Researchers have found that the saliva of waxworms, the caterpillar larvae of moths that feed on beeswax, can quickly break down polyethylene, a material used mainly in plastic bags, which currently leads to huge amounts of waste around the world.
If these worms could be turned into a commercially viable process, it could have a major impact on global recycling efforts, as polyethylene alone accounts for 30% of all plastic production.
Conventional polyethylene recycling methods involve mechanical breakdown, resulting in the resulting recycled material being less pure and less valuable, he writes Futurism.
Above all, enzymes present in waxworm saliva can break down long polyethylene polymer chains at room temperature, in water and at neutral pH levels – much more convenient conditions than conventional plastic recycling methods, which require high temperatures and carefully controlled acidity levels.
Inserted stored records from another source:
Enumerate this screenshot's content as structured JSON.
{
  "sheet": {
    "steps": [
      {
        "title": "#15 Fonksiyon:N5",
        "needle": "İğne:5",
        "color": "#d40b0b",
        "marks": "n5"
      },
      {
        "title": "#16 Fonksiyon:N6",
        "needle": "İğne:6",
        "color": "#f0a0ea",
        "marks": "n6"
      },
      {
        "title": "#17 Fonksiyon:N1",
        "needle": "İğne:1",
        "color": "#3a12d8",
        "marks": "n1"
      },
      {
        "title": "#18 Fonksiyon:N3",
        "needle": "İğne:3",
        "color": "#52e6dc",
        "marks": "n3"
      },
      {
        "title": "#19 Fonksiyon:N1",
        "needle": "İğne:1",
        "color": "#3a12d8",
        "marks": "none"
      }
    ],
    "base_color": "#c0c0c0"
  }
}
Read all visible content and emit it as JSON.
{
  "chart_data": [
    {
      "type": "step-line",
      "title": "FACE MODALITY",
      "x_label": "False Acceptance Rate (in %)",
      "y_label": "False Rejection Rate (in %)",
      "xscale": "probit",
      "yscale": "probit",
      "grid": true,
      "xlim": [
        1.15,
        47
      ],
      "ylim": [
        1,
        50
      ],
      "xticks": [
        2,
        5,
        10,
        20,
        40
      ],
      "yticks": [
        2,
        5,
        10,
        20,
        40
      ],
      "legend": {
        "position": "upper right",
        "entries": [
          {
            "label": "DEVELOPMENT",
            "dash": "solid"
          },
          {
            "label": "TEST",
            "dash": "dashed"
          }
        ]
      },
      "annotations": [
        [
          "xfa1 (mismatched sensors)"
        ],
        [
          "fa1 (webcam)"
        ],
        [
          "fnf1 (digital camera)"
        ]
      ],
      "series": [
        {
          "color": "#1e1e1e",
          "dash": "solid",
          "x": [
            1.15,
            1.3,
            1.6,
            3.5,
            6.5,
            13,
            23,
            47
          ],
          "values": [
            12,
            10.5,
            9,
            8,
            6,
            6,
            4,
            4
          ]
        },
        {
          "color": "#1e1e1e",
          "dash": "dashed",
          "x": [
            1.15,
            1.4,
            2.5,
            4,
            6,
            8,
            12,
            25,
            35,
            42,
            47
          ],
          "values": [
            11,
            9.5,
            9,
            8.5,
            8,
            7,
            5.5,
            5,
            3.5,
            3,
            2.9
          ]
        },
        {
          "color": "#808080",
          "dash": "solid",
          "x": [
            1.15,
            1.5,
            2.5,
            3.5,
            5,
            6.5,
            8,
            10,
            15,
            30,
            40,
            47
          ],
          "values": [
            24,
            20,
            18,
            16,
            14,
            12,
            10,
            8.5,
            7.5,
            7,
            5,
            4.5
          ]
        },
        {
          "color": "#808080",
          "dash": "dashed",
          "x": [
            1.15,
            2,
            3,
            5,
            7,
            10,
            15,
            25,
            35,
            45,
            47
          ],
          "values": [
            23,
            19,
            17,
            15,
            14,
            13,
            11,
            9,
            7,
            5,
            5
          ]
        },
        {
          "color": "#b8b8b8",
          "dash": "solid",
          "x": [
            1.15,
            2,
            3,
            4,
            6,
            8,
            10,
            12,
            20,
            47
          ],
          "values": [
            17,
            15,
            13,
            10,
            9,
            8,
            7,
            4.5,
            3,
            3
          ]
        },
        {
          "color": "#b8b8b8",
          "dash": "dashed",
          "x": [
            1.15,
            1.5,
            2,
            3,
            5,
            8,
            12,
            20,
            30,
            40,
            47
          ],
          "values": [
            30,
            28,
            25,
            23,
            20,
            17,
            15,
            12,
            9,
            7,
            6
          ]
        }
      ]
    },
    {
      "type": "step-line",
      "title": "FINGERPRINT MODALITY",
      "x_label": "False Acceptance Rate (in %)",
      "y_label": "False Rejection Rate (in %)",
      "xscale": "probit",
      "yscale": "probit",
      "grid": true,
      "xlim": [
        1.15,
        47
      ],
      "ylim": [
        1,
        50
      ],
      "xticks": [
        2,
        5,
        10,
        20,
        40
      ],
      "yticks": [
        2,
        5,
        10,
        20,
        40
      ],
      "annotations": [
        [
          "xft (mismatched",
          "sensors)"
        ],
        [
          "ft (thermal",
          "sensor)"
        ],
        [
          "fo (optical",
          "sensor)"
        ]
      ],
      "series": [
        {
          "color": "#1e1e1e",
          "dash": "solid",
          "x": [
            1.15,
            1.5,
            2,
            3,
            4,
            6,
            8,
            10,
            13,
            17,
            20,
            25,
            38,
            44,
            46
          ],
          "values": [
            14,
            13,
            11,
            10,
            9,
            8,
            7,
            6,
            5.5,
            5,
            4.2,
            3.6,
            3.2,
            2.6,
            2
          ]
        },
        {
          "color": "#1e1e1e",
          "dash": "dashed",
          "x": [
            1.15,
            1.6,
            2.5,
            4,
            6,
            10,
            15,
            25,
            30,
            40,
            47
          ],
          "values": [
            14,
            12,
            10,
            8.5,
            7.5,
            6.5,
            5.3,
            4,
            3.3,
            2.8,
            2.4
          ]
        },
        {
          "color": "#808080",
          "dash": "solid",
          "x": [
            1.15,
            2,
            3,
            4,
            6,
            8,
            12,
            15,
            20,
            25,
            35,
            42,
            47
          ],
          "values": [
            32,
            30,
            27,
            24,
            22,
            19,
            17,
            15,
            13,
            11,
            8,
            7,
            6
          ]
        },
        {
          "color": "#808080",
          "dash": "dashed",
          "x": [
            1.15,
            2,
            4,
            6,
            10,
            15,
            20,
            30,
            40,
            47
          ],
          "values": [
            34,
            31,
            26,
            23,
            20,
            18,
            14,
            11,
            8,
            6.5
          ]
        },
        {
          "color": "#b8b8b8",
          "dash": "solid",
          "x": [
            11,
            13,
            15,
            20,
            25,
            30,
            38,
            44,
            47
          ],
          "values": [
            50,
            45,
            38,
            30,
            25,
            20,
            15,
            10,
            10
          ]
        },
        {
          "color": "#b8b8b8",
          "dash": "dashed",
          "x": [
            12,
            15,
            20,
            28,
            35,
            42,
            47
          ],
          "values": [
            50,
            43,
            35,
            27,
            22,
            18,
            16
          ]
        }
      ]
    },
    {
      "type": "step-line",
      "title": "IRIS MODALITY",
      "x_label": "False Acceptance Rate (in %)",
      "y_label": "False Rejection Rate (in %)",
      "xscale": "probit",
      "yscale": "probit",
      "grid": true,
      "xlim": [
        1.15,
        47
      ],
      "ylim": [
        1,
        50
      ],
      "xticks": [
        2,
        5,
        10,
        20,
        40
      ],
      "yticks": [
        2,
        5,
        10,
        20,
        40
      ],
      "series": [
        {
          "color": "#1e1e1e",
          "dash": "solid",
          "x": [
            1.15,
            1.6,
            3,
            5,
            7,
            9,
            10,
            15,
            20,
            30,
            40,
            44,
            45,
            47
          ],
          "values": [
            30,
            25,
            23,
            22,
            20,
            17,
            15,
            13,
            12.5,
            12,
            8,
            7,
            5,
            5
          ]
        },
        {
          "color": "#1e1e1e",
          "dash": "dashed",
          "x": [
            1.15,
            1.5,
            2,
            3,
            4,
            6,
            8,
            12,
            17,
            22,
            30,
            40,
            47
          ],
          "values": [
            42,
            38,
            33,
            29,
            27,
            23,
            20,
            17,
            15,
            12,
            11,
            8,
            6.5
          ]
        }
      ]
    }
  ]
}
The researchers made the discovery by accident
“The beehives were full of wax worms, so I started cleaning them, putting the worms in a plastic bag,” Federica Bertocchini from the Center for Biological Research in Madrid and co-author of the the new study published in the journal Nature Communications.
“After a while, we noticed a lot of holes and discovered that it wasn’t just chewing, but chemical decay,” added Bertocchini.
There is growing interest in using insects or other living organisms to recycle plastic waste, from fungi to super worms that can survive by eating polystyrene.
How could worms help in the plastic waste crisis?
Unfortunately, researchers still have a long way to go before waxworm saliva becomes a viable solution to a growing plastic waste crisis.
First, synthesizing chemicals is still extremely expensive, according to experts.
“We need to do a lot of research and think about how to develop this new strategy to deal with plastic waste,” Clemente Arias, Bertocchini’s colleague and co-author, told The Guardian.